Em Escrevivendo o leitor-internauta poderá ler, ou reler, contos e crônicas de minha autoria, sobretudo os já publicados nos meus livros: "Um lugar muito lá,", "Vento nas Casuarinas", "Menina com flor", "O infinitivo e outros males", e "Onde dormem as nuvens".
Além desses, publiquei o infantil "Toda criança merece ter um bicho".
A cada duas semanas, um texto será colocado e ficará aberto à leitura, às criticas, às sugestões e, quem sabe, aos elogios dos leitores.
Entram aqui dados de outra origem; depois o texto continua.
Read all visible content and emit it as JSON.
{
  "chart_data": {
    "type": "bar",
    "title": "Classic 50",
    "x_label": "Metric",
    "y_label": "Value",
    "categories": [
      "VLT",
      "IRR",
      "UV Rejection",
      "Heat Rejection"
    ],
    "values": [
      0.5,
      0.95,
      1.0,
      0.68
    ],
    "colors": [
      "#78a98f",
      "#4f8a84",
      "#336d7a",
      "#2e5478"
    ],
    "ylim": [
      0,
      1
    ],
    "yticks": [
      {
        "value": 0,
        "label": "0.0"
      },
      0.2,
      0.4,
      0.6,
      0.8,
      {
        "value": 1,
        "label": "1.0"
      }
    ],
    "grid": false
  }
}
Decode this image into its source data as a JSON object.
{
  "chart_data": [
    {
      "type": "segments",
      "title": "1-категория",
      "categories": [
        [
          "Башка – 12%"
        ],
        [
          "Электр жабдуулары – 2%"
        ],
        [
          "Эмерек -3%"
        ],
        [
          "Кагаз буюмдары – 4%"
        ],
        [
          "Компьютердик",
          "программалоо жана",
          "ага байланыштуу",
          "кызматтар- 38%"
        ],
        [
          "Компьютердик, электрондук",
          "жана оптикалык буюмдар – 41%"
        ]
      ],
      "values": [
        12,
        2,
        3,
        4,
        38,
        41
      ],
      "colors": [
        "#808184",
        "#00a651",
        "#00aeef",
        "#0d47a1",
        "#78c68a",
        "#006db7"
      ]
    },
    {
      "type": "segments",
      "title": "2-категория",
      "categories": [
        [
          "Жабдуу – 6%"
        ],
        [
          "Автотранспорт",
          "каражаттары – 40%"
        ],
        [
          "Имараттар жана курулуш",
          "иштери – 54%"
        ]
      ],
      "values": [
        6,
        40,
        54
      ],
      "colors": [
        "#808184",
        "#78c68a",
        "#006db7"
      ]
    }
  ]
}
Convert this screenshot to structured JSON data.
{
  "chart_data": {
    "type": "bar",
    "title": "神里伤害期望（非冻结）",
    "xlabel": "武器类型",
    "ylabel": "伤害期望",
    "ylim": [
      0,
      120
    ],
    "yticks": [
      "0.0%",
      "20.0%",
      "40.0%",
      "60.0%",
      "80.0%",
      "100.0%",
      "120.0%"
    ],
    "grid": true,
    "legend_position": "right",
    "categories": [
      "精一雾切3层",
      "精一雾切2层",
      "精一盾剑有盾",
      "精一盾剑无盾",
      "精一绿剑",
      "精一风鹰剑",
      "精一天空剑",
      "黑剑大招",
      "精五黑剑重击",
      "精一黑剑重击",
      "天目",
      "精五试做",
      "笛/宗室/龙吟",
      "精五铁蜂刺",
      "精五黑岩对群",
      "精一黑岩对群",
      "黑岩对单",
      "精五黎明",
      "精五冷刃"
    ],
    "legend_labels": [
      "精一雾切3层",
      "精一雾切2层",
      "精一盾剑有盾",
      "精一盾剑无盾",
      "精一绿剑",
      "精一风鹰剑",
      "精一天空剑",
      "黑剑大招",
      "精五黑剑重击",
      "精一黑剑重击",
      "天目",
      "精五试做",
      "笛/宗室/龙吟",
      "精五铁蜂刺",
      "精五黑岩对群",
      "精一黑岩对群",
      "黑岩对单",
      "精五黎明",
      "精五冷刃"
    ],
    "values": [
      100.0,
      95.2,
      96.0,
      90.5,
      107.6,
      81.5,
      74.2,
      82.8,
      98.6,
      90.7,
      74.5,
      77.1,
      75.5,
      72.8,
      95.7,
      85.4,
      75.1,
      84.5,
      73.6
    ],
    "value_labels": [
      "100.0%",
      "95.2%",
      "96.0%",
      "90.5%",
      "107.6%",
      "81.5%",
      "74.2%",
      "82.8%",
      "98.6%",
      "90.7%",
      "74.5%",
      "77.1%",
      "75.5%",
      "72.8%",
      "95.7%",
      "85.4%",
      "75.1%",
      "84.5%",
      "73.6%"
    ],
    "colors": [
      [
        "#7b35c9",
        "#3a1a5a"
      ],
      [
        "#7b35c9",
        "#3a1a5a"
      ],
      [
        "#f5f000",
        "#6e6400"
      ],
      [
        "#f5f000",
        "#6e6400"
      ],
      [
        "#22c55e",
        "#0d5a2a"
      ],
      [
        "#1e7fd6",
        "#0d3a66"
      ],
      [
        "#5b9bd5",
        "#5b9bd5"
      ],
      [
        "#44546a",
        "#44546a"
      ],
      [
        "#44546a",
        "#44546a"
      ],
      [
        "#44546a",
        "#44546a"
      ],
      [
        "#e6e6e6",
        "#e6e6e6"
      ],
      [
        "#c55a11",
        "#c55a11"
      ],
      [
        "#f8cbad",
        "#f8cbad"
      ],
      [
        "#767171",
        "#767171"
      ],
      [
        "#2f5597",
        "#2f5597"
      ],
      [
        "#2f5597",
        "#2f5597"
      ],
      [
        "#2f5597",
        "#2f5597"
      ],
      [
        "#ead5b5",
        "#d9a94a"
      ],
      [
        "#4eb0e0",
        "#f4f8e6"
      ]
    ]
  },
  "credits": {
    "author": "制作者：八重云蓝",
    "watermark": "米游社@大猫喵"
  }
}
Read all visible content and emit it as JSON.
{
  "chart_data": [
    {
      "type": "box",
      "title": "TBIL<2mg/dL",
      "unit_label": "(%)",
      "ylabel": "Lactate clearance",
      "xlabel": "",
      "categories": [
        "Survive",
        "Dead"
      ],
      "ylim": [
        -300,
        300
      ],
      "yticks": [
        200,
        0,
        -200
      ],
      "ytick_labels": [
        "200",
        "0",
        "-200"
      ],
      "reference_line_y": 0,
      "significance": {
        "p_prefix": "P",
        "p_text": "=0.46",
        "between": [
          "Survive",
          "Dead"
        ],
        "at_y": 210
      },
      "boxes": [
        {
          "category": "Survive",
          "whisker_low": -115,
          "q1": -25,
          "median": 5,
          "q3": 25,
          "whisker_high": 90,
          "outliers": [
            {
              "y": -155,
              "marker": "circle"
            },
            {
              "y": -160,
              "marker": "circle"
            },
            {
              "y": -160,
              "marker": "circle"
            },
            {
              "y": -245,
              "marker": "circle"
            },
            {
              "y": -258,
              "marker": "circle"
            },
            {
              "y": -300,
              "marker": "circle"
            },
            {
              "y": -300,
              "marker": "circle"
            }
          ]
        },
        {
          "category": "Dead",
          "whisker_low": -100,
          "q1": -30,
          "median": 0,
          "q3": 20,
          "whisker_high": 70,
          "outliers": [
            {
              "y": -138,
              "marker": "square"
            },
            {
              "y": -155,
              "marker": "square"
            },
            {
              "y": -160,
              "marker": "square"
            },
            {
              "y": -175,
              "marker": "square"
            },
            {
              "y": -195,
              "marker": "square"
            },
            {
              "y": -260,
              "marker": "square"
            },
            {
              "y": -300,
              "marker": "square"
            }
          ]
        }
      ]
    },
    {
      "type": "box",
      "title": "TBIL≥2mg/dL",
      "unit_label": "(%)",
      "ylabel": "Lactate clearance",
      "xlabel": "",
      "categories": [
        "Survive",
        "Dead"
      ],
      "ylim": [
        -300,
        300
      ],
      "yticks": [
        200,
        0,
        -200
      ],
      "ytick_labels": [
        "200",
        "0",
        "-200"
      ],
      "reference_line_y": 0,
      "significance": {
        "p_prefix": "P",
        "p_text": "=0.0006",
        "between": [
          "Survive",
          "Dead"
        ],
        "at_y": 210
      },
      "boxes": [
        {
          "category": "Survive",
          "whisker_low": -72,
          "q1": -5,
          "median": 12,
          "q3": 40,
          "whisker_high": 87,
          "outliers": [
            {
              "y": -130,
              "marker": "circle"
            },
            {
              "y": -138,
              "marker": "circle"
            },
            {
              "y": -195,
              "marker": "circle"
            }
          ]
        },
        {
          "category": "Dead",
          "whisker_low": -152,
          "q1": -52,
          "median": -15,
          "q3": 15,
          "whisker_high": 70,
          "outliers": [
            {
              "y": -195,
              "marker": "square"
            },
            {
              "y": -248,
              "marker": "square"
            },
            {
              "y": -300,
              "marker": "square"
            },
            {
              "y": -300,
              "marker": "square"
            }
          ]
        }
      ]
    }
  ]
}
terça-feira, 3 de setembro de 2013

Menina com flor

... aos poucos, vai se tornando apenas um ponto vermelho que brilha lá longe, em forma de coração

      Poucos passos à minha frente, caminhando alegre contra o fino azul deste domingo, lá vai a menininha. A mão esquerda está imobilizada pela manopla paterna, mas a direita baila suavemente no ar, conduzindo uma rosa vaporosa, melindrosa, mais que rosa: vermelha. Um vermelho tão senhor de si que faz todas as cores da manhã convergirem para a pequena mão que o carrega. 
O pai, ocupado com seus infantis pensamentos de adulto, pouco nota na menina que, para poder acompanhá-lo, precisa esticar longamente as pernas, como fazem os soldados nos desfiles militares. A diferença é que ela não leva nenhuma metralhadora ou fuzil, leva uma rosa.
É uma criança pobre, cabelos espetando o ar, uma blusa que já pertenceu a alguma moça formosa, blusa que, agora, sem forma ou formosura, larga demais para sua atual ocupante, lhe cai pelos ombros miúdos Os pés vão contentes, quase aos pulos, contagiados também pela rosa que, lá no alto, brilha no brilho desta manhã de domingo. E as sandálias avançam, orgulhosas e barulhentas – chap! chap!, em direção à casa da menina. 
Ninguém repara na pobreza da dupla, ele não menos mal enfatiotado que ela. Que nos importa? Ver crianças pobres tornou-se para nós coisa tão natural quanto ver o sol nascendo de manhã e as estrelas brilhando à noite. É domingo e, ainda mais, é Dia das Mães. Homem e menina estão vindo das compras, vê-se pela bolsa que ele segura e em cujas bordas debruçam-se talos e folhas. Também atrevidas raízes de aipim põem a cabeça para fora e olham o movimento. 
Da rosa que a menina ostenta pende uma etiqueta colorida. Então é isso: pai e filha ganharam essa flor por terem feito suas humildes compras no supermercado do bairro! E, como hoje é o segundo domingo de maio, o brinde só pode ser uma homenagem às mães. O que nos leva a concluir que a menina vai assim contente e esvoaçante porque, contra todas as expectativas, desta vez sua mãe também vai ganhar um presente. E porque tem um presente para dar, o coração da menina ficou leve como pétala de rosa, suave como carinho de mãe.
A dádiva que lhe chegou às mãos pelas mãos da moça do supermercado é o que lhe faltava par dar a este domingo a doçura dos mais doces domingos. Outras mães poderão ganhar apartamentos ou carros, televisões ou microondas. Algumas ganharão um pente ou um sabonete. Muitas receberão a mesma ingratidão de todos os demais dia do ano. E há tantas que apenas terão indiferença e esquecimento, que são o mais triste de todos os presentes.
Mas a mãe da menina que caminha ali, à minha frente, essa vai receber uma rosa vermelha, ostensivamente vermelha. 
E acontecimento assim maravilhoso põe o brilho do sol nos olhos da menina. E a menina apressa o passo, afasta-se, dilui-se na claridade da manhã e, aos poucos, vai se tornando apenas um ponto vermelho que brilha lá longe, em forma de coração.